Daha önce 3. Köprü demiş yapmışlar, 3. Havalimanı demiş yapmışlardı. Bu havalimanının yeri, kuşların göç yolları üzerindeymiş, kuzey rüzgarları nedeniyle kaza riski varmış, su havzalarına zarar veriyormuş, umurlarında olmadı. Metrosu olan Atatürk havalimanını kapatıp, metrosu hatta yolu olmayan, yerleşim yerlerine çok uzak, ormanların içine havaalanı yapmışlar ve bunu “büyüklük” vurgusuyla halkın bir kesimine yutturmuşlardı.

Neler yutulmamıştı ki? Kütahya’da %95 yolcu yanılma payıyla yıllık 5 milyon euro zarar yazan Zafer Havalimanı mı? Osmangazi Köprüsü mü? Karadeniz yaylalarına yapılan “ yeşil yol” mu? Türkiye’nin en güney ve en kuzey uçlarına, Mersin ve Sinop’a nükleer santral projeleri mi? Elektrik üretim ve dağıtımlarının tek tek özelleştirilmesi mi? Tekel’in tüm fabrikalarıyla beraber satılması devamında köylünün tütün ekemez oluşu mu?

Devlete en çok vergi ödeyen kurumlardan olan Telekom’u satmışlardı. Satış bedelini bile almayan iktidar, kârların yurtdışına transferini tüm halka yutturmamış mıydı?

Yolcu garantili köprüleri “cebimizden beş kuruş çıkmıyor” diye şirketlere yaptırıp, sonra geçenden 3 akçe, geçmeyenden 5 akçe almamışlar mıydı?

Kentlerde devlet hastanelerini kapatıp, anlaşmalı şirketlerine uzaklarda Şehir Hastanesi yaptırıp, şirkete hastaları “garanti” etmemişler miydi?

Şimdi de milyonlarca yılda oluşan Karadeniz ve Akdeniz’in kesişme noktası, Türkiye’nin can damarı Marmara Denizini Karadeniz’e bağlayacak yeni bir kanalı pazarlamak onlar için zor mu sanıyorsunuz? Yine aynı kişiler tepki gösterecek, yine aynı bilim adamları bu işin olmazlığını, olursa Türkiye’nin biteceğini anlatacak…
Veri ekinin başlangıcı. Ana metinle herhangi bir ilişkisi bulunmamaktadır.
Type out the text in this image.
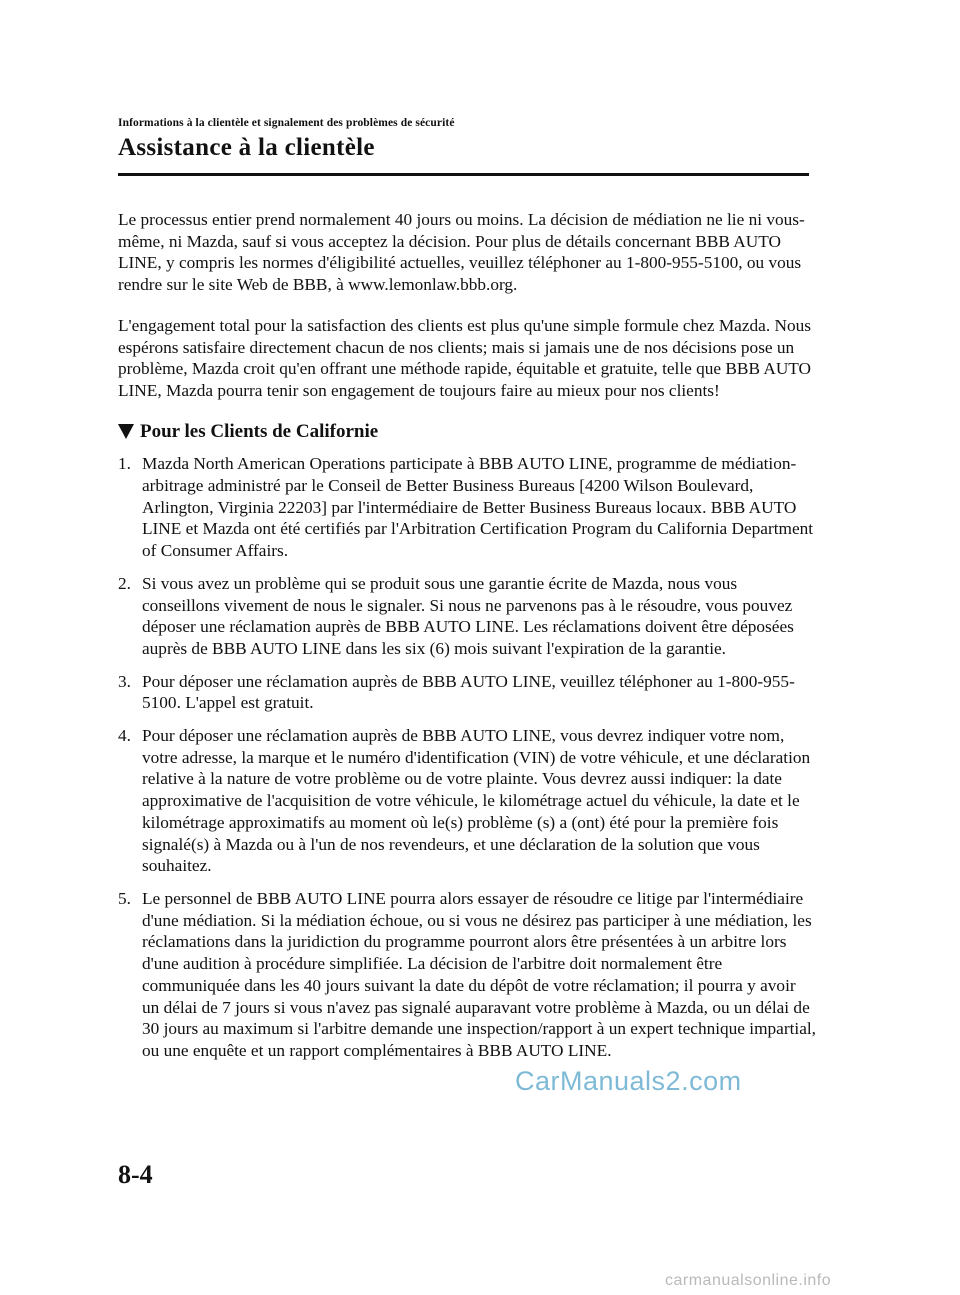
Informations à la clientèle et signalement des problèmes de sécurité
Assistance à la clientèle

Le processus entier prend normalement 40 jours ou moins. La décision de médiation ne lie ni vous-même, ni Mazda, sauf si vous acceptez la décision. Pour plus de détails concernant BBB AUTO LINE, y compris les normes d'éligibilité actuelles, veuillez téléphoner au 1-800-955-5100, ou vous rendre sur le site Web de BBB, à www.lemonlaw.bbb.org.

L'engagement total pour la satisfaction des clients est plus qu'une simple formule chez Mazda. Nous espérons satisfaire directement chacun de nos clients; mais si jamais une de nos décisions pose un problème, Mazda croit qu'en offrant une méthode rapide, équitable et gratuite, telle que BBB AUTO LINE, Mazda pourra tenir son engagement de toujours faire au mieux pour nos clients!

Pour les Clients de Californie
1. Mazda North American Operations participate à BBB AUTO LINE, programme de médiation-arbitrage administré par le Conseil de Better Business Bureaus [4200 Wilson Boulevard, Arlington, Virginia 22203] par l'intermédiaire de Better Business Bureaus locaux. BBB AUTO LINE et Mazda ont été certifiés par l'Arbitration Certification Program du California Department of Consumer Affairs.
2. Si vous avez un problème qui se produit sous une garantie écrite de Mazda, nous vous conseillons vivement de nous le signaler. Si nous ne parvenons pas à le résoudre, vous pouvez déposer une réclamation auprès de BBB AUTO LINE. Les réclamations doivent être déposées auprès de BBB AUTO LINE dans les six (6) mois suivant l'expiration de la garantie.
3. Pour déposer une réclamation auprès de BBB AUTO LINE, veuillez téléphoner au 1-800-955-5100. L'appel est gratuit.
4. Pour déposer une réclamation auprès de BBB AUTO LINE, vous devrez indiquer votre nom, votre adresse, la marque et le numéro d'identification (VIN) de votre véhicule, et une déclaration relative à la nature de votre problème ou de votre plainte. Vous devrez aussi indiquer: la date approximative de l'acquisition de votre véhicule, le kilométrage actuel du véhicule, la date et le kilométrage approximatifs au moment où le(s) problème (s) a (ont) été pour la première fois signalé(s) à Mazda ou à l'un de nos revendeurs, et une déclaration de la solution que vous souhaitez.
5. Le personnel de BBB AUTO LINE pourra alors essayer de résoudre ce litige par l'intermédiaire d'une médiation. Si la médiation échoue, ou si vous ne désirez pas participer à une médiation, les réclamations dans la juridiction du programme pourront alors être présentées à un arbitre lors d'une audition à procédure simplifiée. La décision de l'arbitre doit normalement être communiquée dans les 40 jours suivant la date du dépôt de votre réclamation; il pourra y avoir un délai de 7 jours si vous n'avez pas signalé auparavant votre problème à Mazda, ou un délai de 30 jours au maximum si l'arbitre demande une inspection/rapport à un expert technique impartial, ou une enquête et un rapport complémentaires à BBB AUTO LINE.
CarManuals2.com
8-4
carmanualsonline.info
Kanal İstanbul, diğer projelere benzemiyor yalnız. Yapılırsa, kesinkes Türkiye’yi ekonomik ve ekolojik olarak öldürecektir. “Yandaşlara kaynak aktaracağım, Türkiye hazinesini emeceğim “diye yapılacak iş, tüm coğrafyanın ölümü olacaktır. Türkiye’nin maddi tüm kaynaklarını üzerlerine geçirmek için gerçekleştirecekleri çok tehlikeli bir hamledir. Bu “Kanal Türkiye” projesi, iktidarın tüm niyetini tek kalemde ortaya koyan, inşaatçılık, hafriyatçılık, göz boyama, yandaşa peşkeş çekme, güç kullanma ile temellenecek son büyük proje olacaktır.

Çünkü gerçekleşirse Türkiye’nin beynine, beynimize çakılan son çivi olacaktır.